Resultados e discussão
Resultados
Ao restringir o desenvolvimento da vacina às situações emergenciais, o TPP resumiu a população-alvo a mulheres em idade fértil. Deste modo, a perspectiva do risco aumentou o fomento do desenvolvimento de certas plataformas, como as vacinas inativadas, as baseadas em subunidades e com adjuvante de alúmen. Do mesmo modo, a normatização técnica da estocagem contida no documento favoreceu as pesquisas de vacinas de DNA e RNA. Ademais, durante a emergência o TPP recomendava a tolerância para o uso de produtos monovalentes, embora vacinas polivalentes fossem mais adequadas para cenários endêmicos.
As narrativas dos artigos deixavam clara a interdependência entre os problemas e desafios enfrentados pelas pesquisas clínicas no caso específico da Zika. Os resultados dos estudos também dão pistas das implicações do TPP.
Os problemas elencados foram: incerteza da ocorrência de uma nova epidemia; inespecificidade das manifestações clínicas da doença; escassez de métodos diagnósticos; necessidade de grandes amostras para a fase III; reatividade cruzada do VZK e outros flavivírus. Já os e desafios foram; inclusão nos experimentos de gestantes e crianças; provimento de vacinas para países pobres, dado o custo de novas plataformas; desenvolvimento dos produtos até a fase III e promoção da sua aceleração industrial durante uma epidemia; desenho de modelos de negócio atrativos para investimentos na manutenção de pesquisas clínicas e da produção sustentada de vacinas.

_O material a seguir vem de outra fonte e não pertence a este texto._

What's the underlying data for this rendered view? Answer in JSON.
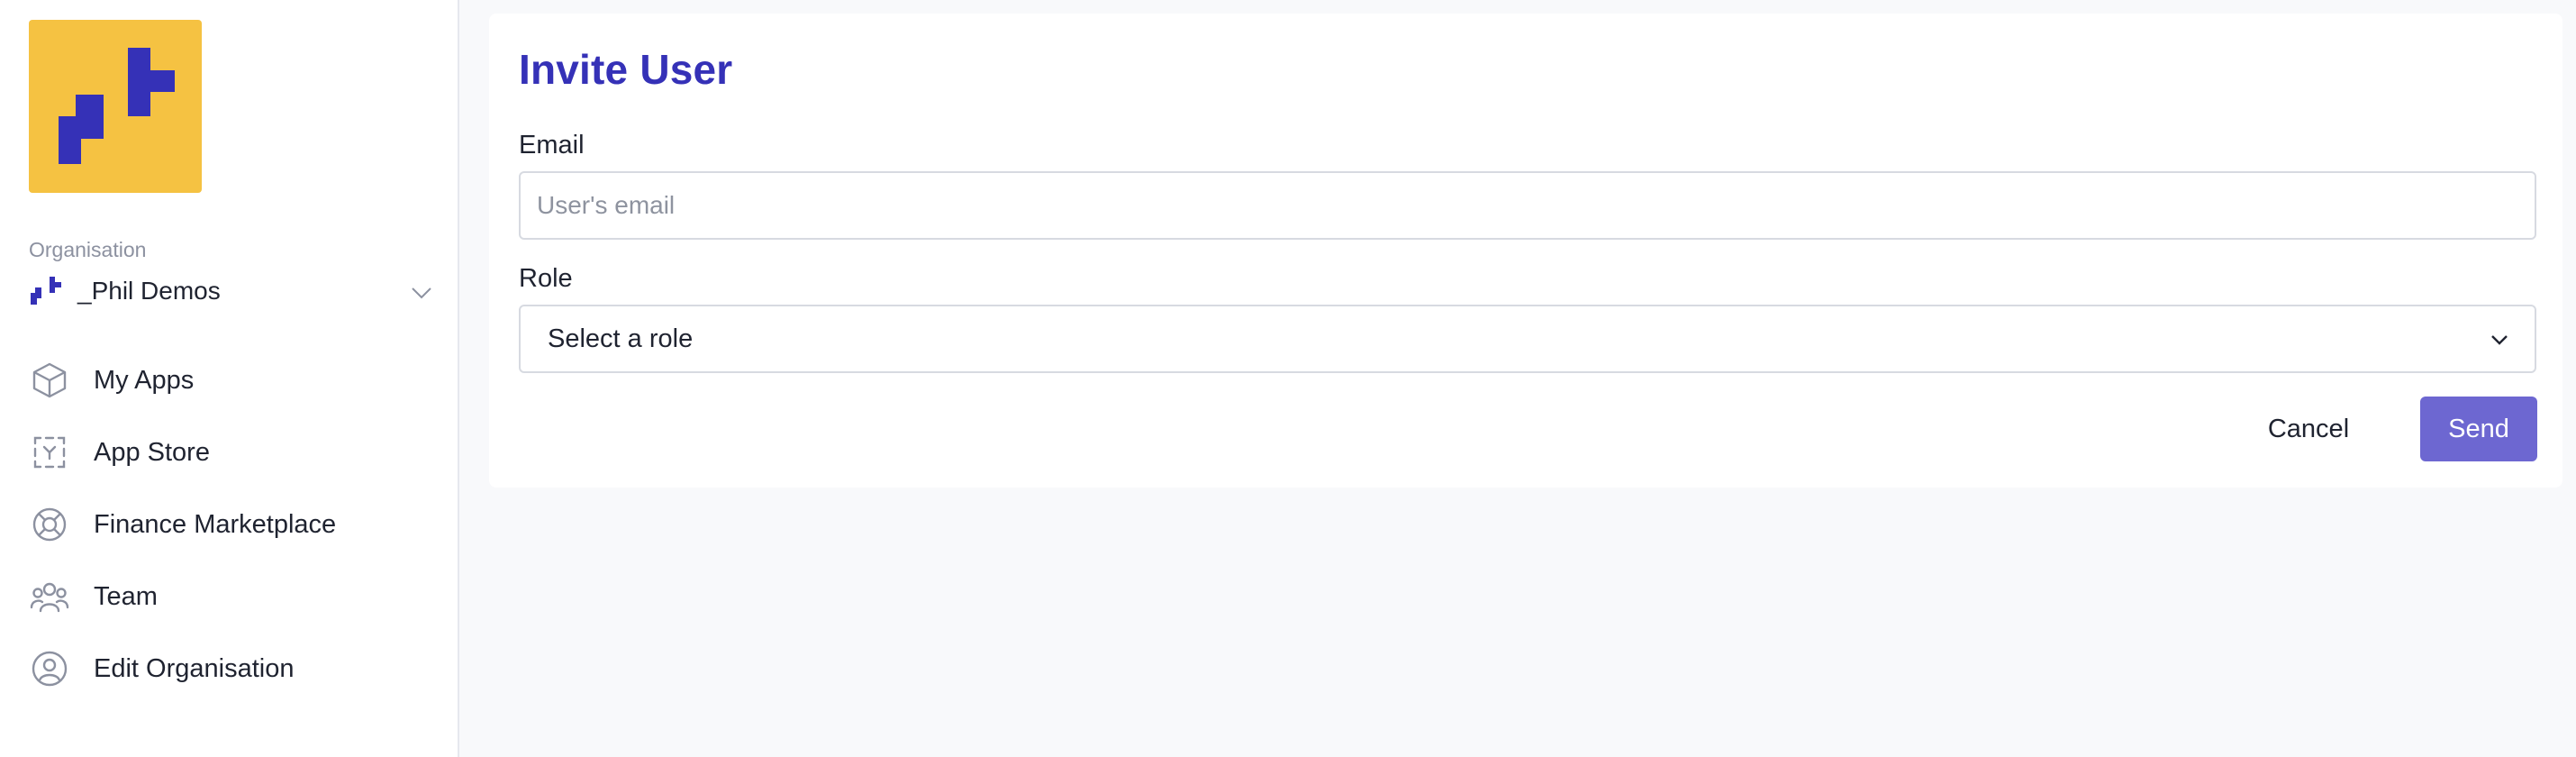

Pudemos verificar que somente 1 candidato à vacina havia completado a fase II da pesquisa em 2022, dentre os 30 produtos que estavam em fase pré-clínica entre fevereiro e junho de 2016. Tratava-se de uma vacina de DNA do ZIKV desenvolvida pelo National Institute of Allergy and Infectious Diseases (NIAID) dos Estados Unidos.

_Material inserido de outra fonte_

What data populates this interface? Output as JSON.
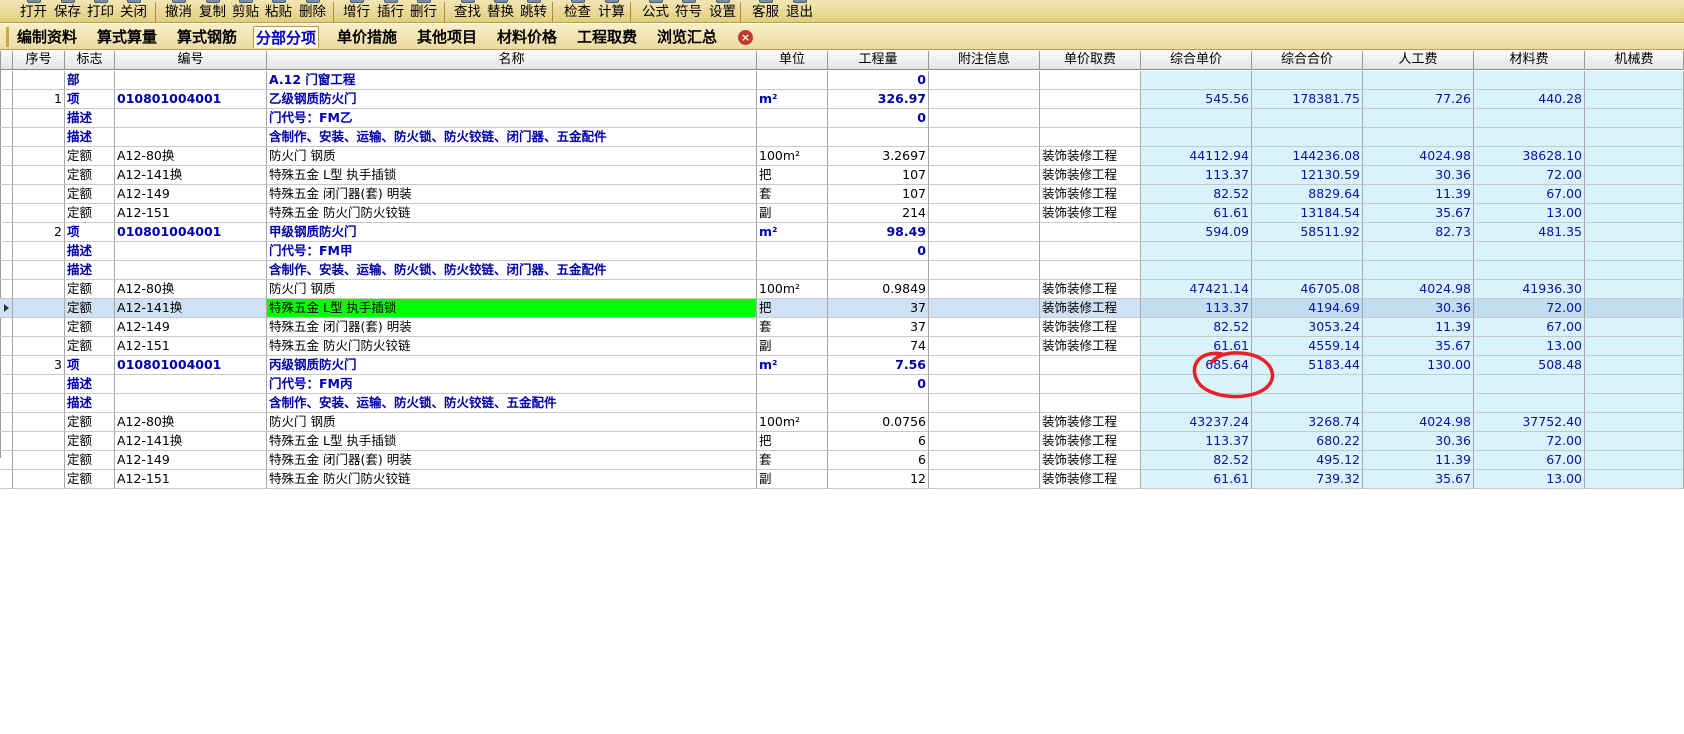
{
  "toolbar": {
    "buttons": [
      "打开",
      "保存",
      "打印",
      "关闭",
      "撤消",
      "复制",
      "剪贴",
      "粘贴",
      "删除",
      "增行",
      "插行",
      "删行",
      "查找",
      "替换",
      "跳转",
      "检查",
      "计算",
      "公式",
      "符号",
      "设置",
      "客服",
      "退出"
    ]
  },
  "tabs": {
    "items": [
      "编制资料",
      "算式算量",
      "算式钢筋",
      "分部分项",
      "单价措施",
      "其他项目",
      "材料价格",
      "工程取费",
      "浏览汇总"
    ],
    "active": "分部分项"
  },
  "table": {
    "columns": [
      "序号",
      "标志",
      "编号",
      "名称",
      "单位",
      "工程量",
      "附注信息",
      "单价取费",
      "综合单价",
      "综合合价",
      "人工费",
      "材料费",
      "机械费"
    ],
    "rows": [
      {
        "seq": "",
        "flag": "部",
        "code": "",
        "name": "A.12 门窗工程",
        "unit": "",
        "qty": "0",
        "note": "",
        "fee": "",
        "price": "",
        "total": "",
        "labor": "",
        "material": "",
        "bold": true
      },
      {
        "seq": "1",
        "flag": "项",
        "code": "010801004001",
        "name": "乙级钢质防火门",
        "unit": "m²",
        "qty": "326.97",
        "note": "",
        "fee": "",
        "price": "545.56",
        "total": "178381.75",
        "labor": "77.26",
        "material": "440.28",
        "bold": true
      },
      {
        "seq": "",
        "flag": "描述",
        "code": "",
        "name": "门代号：FM乙",
        "unit": "",
        "qty": "0",
        "note": "",
        "fee": "",
        "price": "",
        "total": "",
        "labor": "",
        "material": "",
        "bold": true
      },
      {
        "seq": "",
        "flag": "描述",
        "code": "",
        "name": "含制作、安装、运输、防火锁、防火铰链、闭门器、五金配件",
        "unit": "",
        "qty": "",
        "note": "",
        "fee": "",
        "price": "",
        "total": "",
        "labor": "",
        "material": "",
        "bold": true
      },
      {
        "seq": "",
        "flag": "定额",
        "code": "A12-80换",
        "name": "防火门 钢质",
        "unit": "100m²",
        "qty": "3.2697",
        "note": "",
        "fee": "装饰装修工程",
        "price": "44112.94",
        "total": "144236.08",
        "labor": "4024.98",
        "material": "38628.10"
      },
      {
        "seq": "",
        "flag": "定额",
        "code": "A12-141换",
        "name": "特殊五金 L型 执手插锁",
        "unit": "把",
        "qty": "107",
        "note": "",
        "fee": "装饰装修工程",
        "price": "113.37",
        "total": "12130.59",
        "labor": "30.36",
        "material": "72.00"
      },
      {
        "seq": "",
        "flag": "定额",
        "code": "A12-149",
        "name": "特殊五金 闭门器(套) 明装",
        "unit": "套",
        "qty": "107",
        "note": "",
        "fee": "装饰装修工程",
        "price": "82.52",
        "total": "8829.64",
        "labor": "11.39",
        "material": "67.00"
      },
      {
        "seq": "",
        "flag": "定额",
        "code": "A12-151",
        "name": "特殊五金 防火门防火铰链",
        "unit": "副",
        "qty": "214",
        "note": "",
        "fee": "装饰装修工程",
        "price": "61.61",
        "total": "13184.54",
        "labor": "35.67",
        "material": "13.00"
      },
      {
        "seq": "2",
        "flag": "项",
        "code": "010801004001",
        "name": "甲级钢质防火门",
        "unit": "m²",
        "qty": "98.49",
        "note": "",
        "fee": "",
        "price": "594.09",
        "total": "58511.92",
        "labor": "82.73",
        "material": "481.35",
        "bold": true
      },
      {
        "seq": "",
        "flag": "描述",
        "code": "",
        "name": "门代号：FM甲",
        "unit": "",
        "qty": "0",
        "note": "",
        "fee": "",
        "price": "",
        "total": "",
        "labor": "",
        "material": "",
        "bold": true
      },
      {
        "seq": "",
        "flag": "描述",
        "code": "",
        "name": "含制作、安装、运输、防火锁、防火铰链、闭门器、五金配件",
        "unit": "",
        "qty": "",
        "note": "",
        "fee": "",
        "price": "",
        "total": "",
        "labor": "",
        "material": "",
        "bold": true
      },
      {
        "seq": "",
        "flag": "定额",
        "code": "A12-80换",
        "name": "防火门 钢质",
        "unit": "100m²",
        "qty": "0.9849",
        "note": "",
        "fee": "装饰装修工程",
        "price": "47421.14",
        "total": "46705.08",
        "labor": "4024.98",
        "material": "41936.30"
      },
      {
        "seq": "",
        "flag": "定额",
        "code": "A12-141换",
        "name": "特殊五金 L型 执手插锁",
        "unit": "把",
        "qty": "37",
        "note": "",
        "fee": "装饰装修工程",
        "price": "113.37",
        "total": "4194.69",
        "labor": "30.36",
        "material": "72.00",
        "selected": true
      },
      {
        "seq": "",
        "flag": "定额",
        "code": "A12-149",
        "name": "特殊五金 闭门器(套) 明装",
        "unit": "套",
        "qty": "37",
        "note": "",
        "fee": "装饰装修工程",
        "price": "82.52",
        "total": "3053.24",
        "labor": "11.39",
        "material": "67.00"
      },
      {
        "seq": "",
        "flag": "定额",
        "code": "A12-151",
        "name": "特殊五金 防火门防火铰链",
        "unit": "副",
        "qty": "74",
        "note": "",
        "fee": "装饰装修工程",
        "price": "61.61",
        "total": "4559.14",
        "labor": "35.67",
        "material": "13.00"
      },
      {
        "seq": "3",
        "flag": "项",
        "code": "010801004001",
        "name": "丙级钢质防火门",
        "unit": "m²",
        "qty": "7.56",
        "note": "",
        "fee": "",
        "price": "685.64",
        "total": "5183.44",
        "labor": "130.00",
        "material": "508.48",
        "bold": true
      },
      {
        "seq": "",
        "flag": "描述",
        "code": "",
        "name": "门代号：FM丙",
        "unit": "",
        "qty": "0",
        "note": "",
        "fee": "",
        "price": "",
        "total": "",
        "labor": "",
        "material": "",
        "bold": true
      },
      {
        "seq": "",
        "flag": "描述",
        "code": "",
        "name": "含制作、安装、运输、防火锁、防火铰链、五金配件",
        "unit": "",
        "qty": "",
        "note": "",
        "fee": "",
        "price": "",
        "total": "",
        "labor": "",
        "material": "",
        "bold": true
      },
      {
        "seq": "",
        "flag": "定额",
        "code": "A12-80换",
        "name": "防火门 钢质",
        "unit": "100m²",
        "qty": "0.0756",
        "note": "",
        "fee": "装饰装修工程",
        "price": "43237.24",
        "total": "3268.74",
        "labor": "4024.98",
        "material": "37752.40"
      },
      {
        "seq": "",
        "flag": "定额",
        "code": "A12-141换",
        "name": "特殊五金 L型 执手插锁",
        "unit": "把",
        "qty": "6",
        "note": "",
        "fee": "装饰装修工程",
        "price": "113.37",
        "total": "680.22",
        "labor": "30.36",
        "material": "72.00"
      },
      {
        "seq": "",
        "flag": "定额",
        "code": "A12-149",
        "name": "特殊五金 闭门器(套) 明装",
        "unit": "套",
        "qty": "6",
        "note": "",
        "fee": "装饰装修工程",
        "price": "82.52",
        "total": "495.12",
        "labor": "11.39",
        "material": "67.00"
      },
      {
        "seq": "",
        "flag": "定额",
        "code": "A12-151",
        "name": "特殊五金 防火门防火铰链",
        "unit": "副",
        "qty": "12",
        "note": "",
        "fee": "装饰装修工程",
        "price": "61.61",
        "total": "739.32",
        "labor": "35.67",
        "material": "13.00"
      }
    ]
  },
  "colors": {
    "toolbar_bg": "#e8d48a",
    "active_tab_text": "#0000cc",
    "calc_column_bg": "#d8f3fb",
    "highlight_cell": "#00ff00",
    "selected_row": "#cfe2f3",
    "annotation": "#e8202a"
  },
  "icons": {
    "tab_close": "close-circle-icon",
    "row_pointer": "row-pointer-icon"
  }
}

Entre todas as pessoas entrevistadas, a proteção de futuras gestantes alcançou unanimidade. Porém, a urgência do desenvolvimento vacina causou controvérsias entre profissionais, pesquisadores e as mães que a demandavam. Os problemas e desafios enumerados pelos pesquisadores eram consonantes com os elencados nos artigos.


Conclusões/Considerações finais
Discussão e considerações finais
O agenciamento da OMS envolveu negociações que delimitaram problemas, desenhos de estudos e nortearam vidas. Annemarie Mol chama esse exercício de política ontológica.

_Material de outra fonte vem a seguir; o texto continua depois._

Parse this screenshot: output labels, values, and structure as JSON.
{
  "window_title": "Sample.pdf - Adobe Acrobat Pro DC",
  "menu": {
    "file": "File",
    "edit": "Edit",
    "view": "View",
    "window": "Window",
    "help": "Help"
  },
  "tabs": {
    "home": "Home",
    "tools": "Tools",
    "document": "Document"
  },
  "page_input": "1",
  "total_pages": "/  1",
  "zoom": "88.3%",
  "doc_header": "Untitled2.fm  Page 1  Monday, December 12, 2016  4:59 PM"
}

A política ontológica que a OMS fomentou pelo TPP da Zika foi norteada por evidências advindas de estudos científicos, em especial as pesquisas epidemiológicas, constituindo normas baseadas na noção de risco. As implicações do documento incluem a invisibilização da necessidade de vacinas adequadas aos múltiplos contextos, o aumento do espaço de aceitação de certas plataformas em detrimento de outras e a responsabilização da população feminina pela prevenção Zika, com hipervulnerabilização daquelas mulheres com piores condições de vida. Nesse sentido, ressaltamos a importância das intersecções de raça e classe social nos processos de construção e aplicação das produções de conhecimento.
Apesar da invisibilidade, de acordo com a OMS, houve epidemias recentes na índia e foi verificada em 2022 transmissão vetorial autóctone do VZK em 89 países e territórios globais. O cenário incerto impõe investimentos para desenvolvimento de vacinas que sejam utilizadas de acordo com contextos regionais, em diversas estratégias de vacinação. Contraditoriamente, a política ontológica da OMS constituiu uma lógica emergencial para o desenvolvimento da vacina focada no produto, tirando de cena a necessidade social da vacinação.